How raisin supports P2P engagement
raisin makes it easier for nonprofits to design P2P campaigns that grow organically and keep participants motivated:
- Referral programs. Built-in tools enable participants to recruit friends and family directly, turning every supporter into a fundraiser. Fundraisers are motivated to recruit new donors or registrants through a referral program. That built-in incentive encourages them to tap into their networks, making recruitment feel less like a burden.
- Super Starter Onboarding. raisin’s Super Starter sequence automatically guides new participants through key first steps: updating their page, making a self-donation, and sharing with their networks. Step-by-step guidance for new participants helps them get fundraising fast, with templates and resources ready to use.
- Customizable fundraising portals. Nonprofits can set the right story with on-brand images, email templates and default messaging across personal and team pages. Thus making advocacy much easier and ensuring a strong first impression, even when participants don’t customize their fundraising pages.

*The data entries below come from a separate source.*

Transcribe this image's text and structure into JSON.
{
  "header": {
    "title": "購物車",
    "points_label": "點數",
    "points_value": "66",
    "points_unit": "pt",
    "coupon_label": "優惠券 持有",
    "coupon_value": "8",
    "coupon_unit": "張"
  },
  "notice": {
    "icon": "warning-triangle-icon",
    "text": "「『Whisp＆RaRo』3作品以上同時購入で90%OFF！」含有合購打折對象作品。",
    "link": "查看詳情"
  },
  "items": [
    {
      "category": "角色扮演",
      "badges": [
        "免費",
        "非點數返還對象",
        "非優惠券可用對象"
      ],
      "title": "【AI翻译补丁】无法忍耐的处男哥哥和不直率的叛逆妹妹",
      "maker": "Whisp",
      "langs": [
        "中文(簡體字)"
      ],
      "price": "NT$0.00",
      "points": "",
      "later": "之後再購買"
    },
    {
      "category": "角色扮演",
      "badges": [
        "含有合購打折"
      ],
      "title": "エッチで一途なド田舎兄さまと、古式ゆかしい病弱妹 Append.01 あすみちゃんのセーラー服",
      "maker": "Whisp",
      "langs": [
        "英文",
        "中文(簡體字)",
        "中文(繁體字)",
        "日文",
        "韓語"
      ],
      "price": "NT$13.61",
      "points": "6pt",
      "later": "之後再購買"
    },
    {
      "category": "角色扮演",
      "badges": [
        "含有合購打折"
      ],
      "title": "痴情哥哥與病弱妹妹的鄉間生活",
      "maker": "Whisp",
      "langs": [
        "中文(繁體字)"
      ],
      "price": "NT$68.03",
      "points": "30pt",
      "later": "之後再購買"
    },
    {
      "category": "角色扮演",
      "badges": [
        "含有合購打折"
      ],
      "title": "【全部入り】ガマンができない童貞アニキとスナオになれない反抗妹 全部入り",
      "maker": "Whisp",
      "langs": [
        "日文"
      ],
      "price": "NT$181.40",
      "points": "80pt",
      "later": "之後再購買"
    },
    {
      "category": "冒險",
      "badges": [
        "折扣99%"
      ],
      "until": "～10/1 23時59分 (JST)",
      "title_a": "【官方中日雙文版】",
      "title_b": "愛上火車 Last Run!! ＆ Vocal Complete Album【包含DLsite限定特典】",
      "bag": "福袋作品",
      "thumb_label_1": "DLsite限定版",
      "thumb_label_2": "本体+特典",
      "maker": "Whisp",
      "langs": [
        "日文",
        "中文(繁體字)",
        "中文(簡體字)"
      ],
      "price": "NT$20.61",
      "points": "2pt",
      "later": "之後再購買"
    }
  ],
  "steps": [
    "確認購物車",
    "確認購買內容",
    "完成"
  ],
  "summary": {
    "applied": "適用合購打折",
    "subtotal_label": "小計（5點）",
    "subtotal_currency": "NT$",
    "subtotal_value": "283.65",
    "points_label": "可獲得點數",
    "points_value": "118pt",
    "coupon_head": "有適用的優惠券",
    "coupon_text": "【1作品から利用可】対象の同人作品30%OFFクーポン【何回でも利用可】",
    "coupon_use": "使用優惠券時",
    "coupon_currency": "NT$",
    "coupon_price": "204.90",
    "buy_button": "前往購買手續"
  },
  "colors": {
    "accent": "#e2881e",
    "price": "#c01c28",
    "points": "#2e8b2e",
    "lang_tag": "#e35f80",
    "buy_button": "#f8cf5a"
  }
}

- Milestone badges that actually move people. Badges are awarded for key behaviours, such as hitting a personal goal, making a self-donation, returning to the event, or captaining a team—and they display on the participant’s page and in their “trophy case” in the fundraising portal.
- Kick-start with bulk participant import. If you’re migrating last year’s riders/walkers or onboarding a whole roster at once, you can import participants (and teams/groups) in bulk. raisin auto-creates usernames, generates passwords, spins up default personal/team pages, and can send an automated email with the participant’s account information so that fundraising can start immediately.
- Targeted survey questions. Surveys can be dropped into specific moments. That way, you collect only what you need, when you need it. You control response types (lists, radios, multi-select, text), required/optional status, and conditional logic to reveal follow-ups based on a prior answer. Some examples of those moments:
- Registration: When a participant registers for the event.
- Team creation: When someone creates a team for the event.
- Donation/Sponsor: When a person or organization makes a donation to a participant or the event as a whole.
- Volunteer sign-up: When someone volunteers to help create/steward the event experience.
Peer-to-peer fundraising succeeds when it focuses on people and connection. The best campaigns do more than raise money; they create experiences that inspire participants to stay involved and bring others along.
By designing events around engagement, strong recruitment, meaningful storytelling, and easy sharing, nonprofits can build lasting communities. With tools like raisin, it’s easier to guide participants, celebrate progress, and track results so every event drives growth and deeper supporter relationships.